Incidentally, unlike Pfizer that did not take any funding from the U.S. government to develop its vaccine, Moderna was given $1 billion as part of Operation Warp Speed to specifically fund its research efforts. Moderna’s vaccine was in part developed by NIH.
Dr. Lawrence Gostin, faculty director of the O’Neill Institute for National and Global Health Law and Georgetown University Law Center tweeted on September 22: “LMIC companies are ready & able to produce mRNA vaccines, but Pfizer-BioNTech & Moderna are refusing to share technology & know-how. LMICs are fed-up with going hat-in-hand to rich countries for donations, which never come in time or at the scale needed.” He then added: “Biden can legally compel mRNA manufacturers to sign technology transfer contracts in exchange for reasonable compensation. The DPA [Defense Production Act of 1950] confers vast powers to act for the national defense. The DPA specifically includes “emergency preparedness.”
Under pressure from U.S. President Joe Biden to enter into joint ventures to contract manufacture the vaccines in low- and middle-income countries, Pfizer took an easy route. It entered into an agreement with the U.S. to sell an “additional 500 million doses at a not-for-profit price for donation to low- and lower-middle-income countries and the organisations that support them”, according to a Pfizer release. The company had agreed to sell the first lot of 500 million doses in June. However, deliveries of the initial 500 million doses began only in August 2021 and only 300 million are expected to be shipped this year. The total one billion doses are expected to be delivered only by next September.

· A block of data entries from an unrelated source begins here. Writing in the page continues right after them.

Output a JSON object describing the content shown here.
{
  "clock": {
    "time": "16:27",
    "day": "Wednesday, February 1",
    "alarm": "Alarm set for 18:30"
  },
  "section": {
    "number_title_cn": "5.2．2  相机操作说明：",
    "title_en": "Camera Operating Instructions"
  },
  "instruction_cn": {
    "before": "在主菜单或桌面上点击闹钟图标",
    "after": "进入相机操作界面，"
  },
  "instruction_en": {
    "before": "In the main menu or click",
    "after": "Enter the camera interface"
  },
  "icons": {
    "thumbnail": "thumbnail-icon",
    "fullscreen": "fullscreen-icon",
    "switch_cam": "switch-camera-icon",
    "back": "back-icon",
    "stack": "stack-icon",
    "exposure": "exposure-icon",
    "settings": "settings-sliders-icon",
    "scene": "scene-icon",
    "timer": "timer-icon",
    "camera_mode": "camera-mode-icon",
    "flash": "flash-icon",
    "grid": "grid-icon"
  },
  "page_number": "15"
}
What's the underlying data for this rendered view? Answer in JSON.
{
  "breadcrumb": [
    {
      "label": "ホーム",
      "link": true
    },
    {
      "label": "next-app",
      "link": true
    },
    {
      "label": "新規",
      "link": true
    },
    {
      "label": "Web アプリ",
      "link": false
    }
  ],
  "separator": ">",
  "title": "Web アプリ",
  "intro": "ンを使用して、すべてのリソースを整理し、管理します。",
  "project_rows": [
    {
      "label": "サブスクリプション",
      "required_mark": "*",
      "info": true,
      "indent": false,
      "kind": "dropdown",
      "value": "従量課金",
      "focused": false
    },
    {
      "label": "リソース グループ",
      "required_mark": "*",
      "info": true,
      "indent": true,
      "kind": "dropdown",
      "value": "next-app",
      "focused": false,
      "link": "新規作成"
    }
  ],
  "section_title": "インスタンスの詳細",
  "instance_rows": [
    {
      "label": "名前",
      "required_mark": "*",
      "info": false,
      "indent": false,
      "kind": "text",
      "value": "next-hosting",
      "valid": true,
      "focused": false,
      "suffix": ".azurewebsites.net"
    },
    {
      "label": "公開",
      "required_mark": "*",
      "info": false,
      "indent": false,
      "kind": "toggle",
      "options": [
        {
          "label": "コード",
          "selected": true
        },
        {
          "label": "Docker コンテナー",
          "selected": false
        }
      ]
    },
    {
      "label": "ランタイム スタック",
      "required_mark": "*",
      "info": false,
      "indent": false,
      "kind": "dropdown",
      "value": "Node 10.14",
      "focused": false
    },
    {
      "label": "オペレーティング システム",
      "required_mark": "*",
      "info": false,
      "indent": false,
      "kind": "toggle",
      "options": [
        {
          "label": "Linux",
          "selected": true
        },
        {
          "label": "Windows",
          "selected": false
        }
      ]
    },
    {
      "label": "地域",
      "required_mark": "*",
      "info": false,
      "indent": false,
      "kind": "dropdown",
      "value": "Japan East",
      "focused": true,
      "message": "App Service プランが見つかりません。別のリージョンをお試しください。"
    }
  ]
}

In July, Pfizer signed a deal with South Africa’s Biovac Institute to help manufacture around 100 million doses annually of the mRNA vaccine for distribution exclusively to 55 member States of the African Union. However, as per the Pfizer press release, the drug substance will be manufactured in Europe and shipped to Biovac. Clearly, the agreement is for “fill and finish” of the vaccine, which does not require technology transfer. Also, manufacturing of finished doses will commence only next year.

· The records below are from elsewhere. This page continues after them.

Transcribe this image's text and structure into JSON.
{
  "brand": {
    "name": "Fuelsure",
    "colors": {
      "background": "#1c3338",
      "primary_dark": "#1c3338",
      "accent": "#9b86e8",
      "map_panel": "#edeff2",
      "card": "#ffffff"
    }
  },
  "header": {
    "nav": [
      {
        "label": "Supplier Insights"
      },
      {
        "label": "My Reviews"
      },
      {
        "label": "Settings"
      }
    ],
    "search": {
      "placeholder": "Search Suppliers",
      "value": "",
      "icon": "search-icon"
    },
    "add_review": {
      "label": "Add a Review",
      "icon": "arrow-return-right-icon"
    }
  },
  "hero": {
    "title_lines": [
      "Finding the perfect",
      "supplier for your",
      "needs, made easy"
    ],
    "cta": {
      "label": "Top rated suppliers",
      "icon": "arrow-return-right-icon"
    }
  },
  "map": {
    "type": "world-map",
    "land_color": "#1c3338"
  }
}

Even as President Biden wants 70% of the global population to be vaccinated by September next year, much of the low- and middle-income countries may not come anywhere close to the target unless companies freely share their technology and know-how.

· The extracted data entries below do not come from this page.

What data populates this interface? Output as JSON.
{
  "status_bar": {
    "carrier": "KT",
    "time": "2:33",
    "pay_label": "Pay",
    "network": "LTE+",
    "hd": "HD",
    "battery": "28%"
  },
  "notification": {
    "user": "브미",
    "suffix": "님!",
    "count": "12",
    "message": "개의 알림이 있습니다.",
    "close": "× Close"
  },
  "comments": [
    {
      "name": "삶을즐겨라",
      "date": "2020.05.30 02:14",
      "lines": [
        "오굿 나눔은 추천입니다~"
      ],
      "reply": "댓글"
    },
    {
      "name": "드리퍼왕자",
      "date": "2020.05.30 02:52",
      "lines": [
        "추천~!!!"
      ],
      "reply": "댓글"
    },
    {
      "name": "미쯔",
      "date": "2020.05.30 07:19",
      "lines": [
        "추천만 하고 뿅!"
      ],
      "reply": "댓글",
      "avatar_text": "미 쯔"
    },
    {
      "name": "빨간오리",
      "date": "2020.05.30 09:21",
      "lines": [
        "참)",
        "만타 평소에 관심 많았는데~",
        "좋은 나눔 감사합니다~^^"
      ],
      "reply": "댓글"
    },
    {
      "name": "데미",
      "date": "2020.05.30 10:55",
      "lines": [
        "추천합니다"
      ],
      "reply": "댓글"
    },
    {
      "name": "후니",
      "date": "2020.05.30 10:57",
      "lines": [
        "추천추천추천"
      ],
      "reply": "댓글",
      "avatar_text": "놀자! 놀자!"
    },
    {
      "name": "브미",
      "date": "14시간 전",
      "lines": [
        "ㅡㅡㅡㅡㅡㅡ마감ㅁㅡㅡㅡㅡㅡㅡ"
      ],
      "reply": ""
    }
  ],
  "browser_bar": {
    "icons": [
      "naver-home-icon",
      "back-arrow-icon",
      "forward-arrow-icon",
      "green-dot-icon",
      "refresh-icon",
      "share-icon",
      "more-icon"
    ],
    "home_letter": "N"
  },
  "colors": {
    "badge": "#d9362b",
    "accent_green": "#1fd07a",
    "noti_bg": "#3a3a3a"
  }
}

“I see no reason why only one or two companies should be considered when there are several companies that work on mRNA products,” Dr. Kang says. “Moderna is not the only company with the technology to transfer — it was just potentially the easiest. I have no idea why Moderna is not willing to participate given that they have set up contract manufacturing on other continents. However, WHO and COVAX have other potential partners with whom engagement is being explored.”